Ну да, с косичкой, и дела мне нет, что о ней думают другие.
– И защитить-то теперь некому. Смотри, не расставайся теперь с ней, с косичкой этой! Это серьёзно. Ни за что, ни при каких обстоятельствах, если не хочешь, чтобы…
«Чтобы что?» – ох уж эти фэн-шуйцы самоучки. Подруга моя вдруг заторопилась, и прощаясь, совсем уж жалобно, не по её:
– Возвращайся скорее,– и быстро так отвернулась, чтобы уйти.
Но я всё равно, обомлев, успела заметить – из Вероникиных глаз вытекли две влажные, жалобные дорожки. Из глаз, в которых до того все, как сговорившись, видели почему-то один только нетающий лёд.
А слабо взять и выйти из поезда? Прямо сейчас. Прям сквозь стенку.
Интересно, виден ли из космоса наш состав? Меня-то точно не будет видно, даже если я вывалюсь наружу – безмозглой икринкой. Просто открыть дверь. Как космонавту в открытый космос. Из чёрного эсэсовского поезда в чёрный космос. Ох нет, космос не так твёрд как земля. Если об неё, да с размаху – припечатает к себе костями и внутренностями. Будешь лежать, пока не придут, не слетятся бодрствующие по ночам, изголодавшиеся за день…
А то бы мой билет путешествовал дальше без меня, сам по себе. Бумажка эта появилась на свет – скрипя вылезла из лона компьютерного принтера – в тот день… Ведь смогла же тогда – выброситься из автобуса. Тот самый случай, который и помнить-то ни к чему.
Внутри обычного городского тиранозавра «Икаруса» ехала с работы, вдруг толчок! Все, кто в нем был, как солдаты, повернули головы в одну сторону: на проезжей части было видно скопление машин, сбившихся в беспорядке, людей в форме, и между ними на мокром асфальте – шёл дождь – лежало нечто… В том-то и дело: нечто, а не некто. Накрытое грязным, тёмно-коричневым – так на огородах иногда накрывают кучи гниющей травы.

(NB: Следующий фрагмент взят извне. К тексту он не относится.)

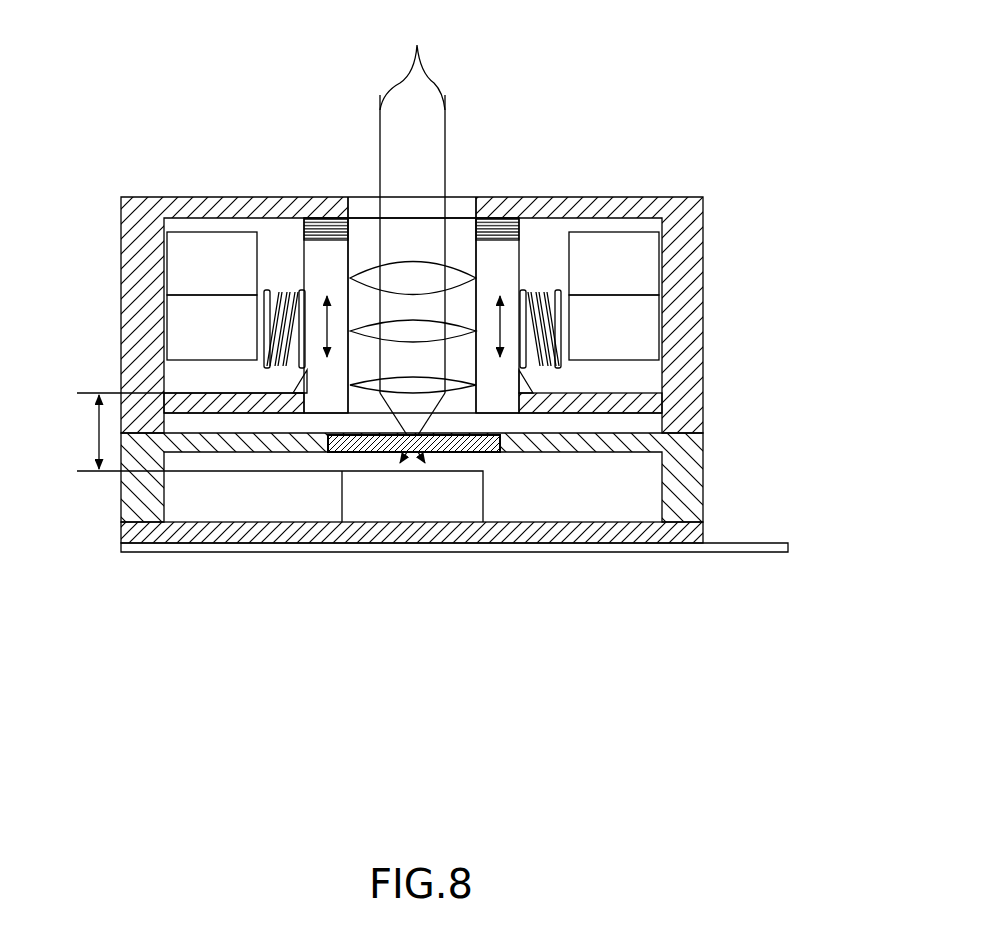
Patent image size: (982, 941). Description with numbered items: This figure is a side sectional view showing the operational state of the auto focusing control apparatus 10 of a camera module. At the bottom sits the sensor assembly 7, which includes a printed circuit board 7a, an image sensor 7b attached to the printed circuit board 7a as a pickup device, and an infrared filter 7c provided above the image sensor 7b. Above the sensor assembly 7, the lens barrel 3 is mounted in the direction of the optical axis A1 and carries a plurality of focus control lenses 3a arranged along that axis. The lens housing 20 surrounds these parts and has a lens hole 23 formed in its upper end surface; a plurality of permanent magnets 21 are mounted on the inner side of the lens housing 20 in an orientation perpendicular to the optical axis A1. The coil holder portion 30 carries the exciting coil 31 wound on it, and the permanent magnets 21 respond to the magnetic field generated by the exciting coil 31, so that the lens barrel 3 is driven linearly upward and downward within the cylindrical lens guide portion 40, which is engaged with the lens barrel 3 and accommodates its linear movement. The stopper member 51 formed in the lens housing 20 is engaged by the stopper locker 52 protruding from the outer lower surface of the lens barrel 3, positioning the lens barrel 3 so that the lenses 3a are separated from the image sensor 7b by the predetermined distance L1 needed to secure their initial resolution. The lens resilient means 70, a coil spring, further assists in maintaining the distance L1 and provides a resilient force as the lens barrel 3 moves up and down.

Я отвернулась, в муке мук, что увидела это накрытое. Все другие же, наоборот – взрослые, их дети, все качнулись одной сильной волной к окнам. Смотрели жадно, наперегонки, как на какую-то невиданную красоту. И хоть автобус специально сбавил скорость, как на экскурсии перед какой-нибудь ратушей, зрителям всё было мало, они не могли насмотреться. Прямо ели, поглощали это несчастье, и не могли наесться. Переговаривались звонкими от неожиданной радости голосами, изо всех сил вытягивали шеи.
Кондукторша, до того мирно дремавшая на своем кондукторском месте, вскочила и, протолкавшись к окошку, тоже – увидела! Порывисто обернулась порозовевшим лицом к остальным и горячо, с надеждой, спросила автобус: “Наверное, ведь насмерть? А?”